Constitutive Expression of the a10 Nicotinic Receptor Subunit Alone or in Combination with a9 Overexpression Fails to Maintain Cholinergic Responses in Inner Hair Cells After the Onset of Hearing

TARANDA J; BALLESTERO J; HIEL H; DE SOUZA F; GOMEZ CASATI ME; SAVINO J; LIPOVSEK M; RUBINSTEIN M; KATZ E; VETTER, D.E; ELGOYHEN AB

Baltimore, Maryland, USA

Congreso; 32nd Midwinter Meeting, Association for Research in Otolaryngology; 2009

Association for research in otolaryngology (ARO)

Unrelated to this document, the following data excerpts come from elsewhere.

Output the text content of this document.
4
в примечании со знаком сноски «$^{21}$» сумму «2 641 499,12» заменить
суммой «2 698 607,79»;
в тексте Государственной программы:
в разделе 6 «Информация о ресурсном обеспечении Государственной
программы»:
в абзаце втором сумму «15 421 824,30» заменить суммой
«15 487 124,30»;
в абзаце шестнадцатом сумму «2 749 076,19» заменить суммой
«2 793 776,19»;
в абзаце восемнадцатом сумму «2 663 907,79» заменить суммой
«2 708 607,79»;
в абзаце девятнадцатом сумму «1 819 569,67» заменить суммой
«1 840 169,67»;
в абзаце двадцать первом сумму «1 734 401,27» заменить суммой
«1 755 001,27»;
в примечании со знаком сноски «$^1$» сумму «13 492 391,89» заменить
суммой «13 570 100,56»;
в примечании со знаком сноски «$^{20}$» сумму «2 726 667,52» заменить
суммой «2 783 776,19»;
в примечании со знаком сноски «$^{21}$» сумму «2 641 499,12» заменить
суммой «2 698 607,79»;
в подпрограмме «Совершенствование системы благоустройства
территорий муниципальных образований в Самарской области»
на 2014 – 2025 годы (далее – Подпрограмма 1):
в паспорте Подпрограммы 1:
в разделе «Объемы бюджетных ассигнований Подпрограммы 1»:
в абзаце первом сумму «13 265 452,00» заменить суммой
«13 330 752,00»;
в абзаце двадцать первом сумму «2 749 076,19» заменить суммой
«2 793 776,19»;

Efferent inhibition of cochlear hair cells is mediated by a9a10 nicotinic cholinergic receptors (nAChRs) functionally coupled to calcium-activated, small conductance (SK2) potassium channels. Before the onset of hearing (about day 12 in rats and mice) efferent fibers transiently make functional cholinergic synapses with inner hair cells (IHCs). The retraction of these fibers after the onset of hearing correlates with the cessation of transcription of the Chrna10 (but not the Chrna9) gene in IHCs. To further analyze this developmental change, we generated a strain of mice whose IHCs constitutively express a10 into adulthood by expressing the a10 cDNA under the control of the rat Pou4f3 gene promoter. In situ hybridization showed that the a10 mRNA is expressed in IHCs of 8-wk old transgenic mice, but not in wild type mice. Moreover, this mRNA is translated into a functional protein, since IHCs from P8-P10 (n=3) a10 transgenic mice backcrossed to a Chrna10-/- background (whose IHCs have no cholinergic function), displayed normal synaptic and acetylcholine (ACh)-evoked currents in patch-clamp recordings.  Thus, the a10 transgene restored nAChR function. However, in the a10 transgenic mice no synaptic or ACh-evoked currents were observed in P16-17 (n=4) IHCs, indicating developmental down-regulation of functional nAChRs after the onset of hearing, as normally observed in wild type mice. Moreover, the endogenous level of expression of the Chrna9 gene was not a limiting factor, since in double a10 and a9 transgenic mice (constitutively expressed under the Pou4f3 promoter) no synaptic or ACh-evoked currents were observed in P19-20 (n=5) IHCs. The lack of functional ACh currents correlated with the lack of SK2 currents. These results indicate that multiple features of the efferent postsynaptic complex to IHCs, in addition to the nAChR subunits, are down-regulated in synchrony after the onset of hearing, leading to lack of responses to ACh.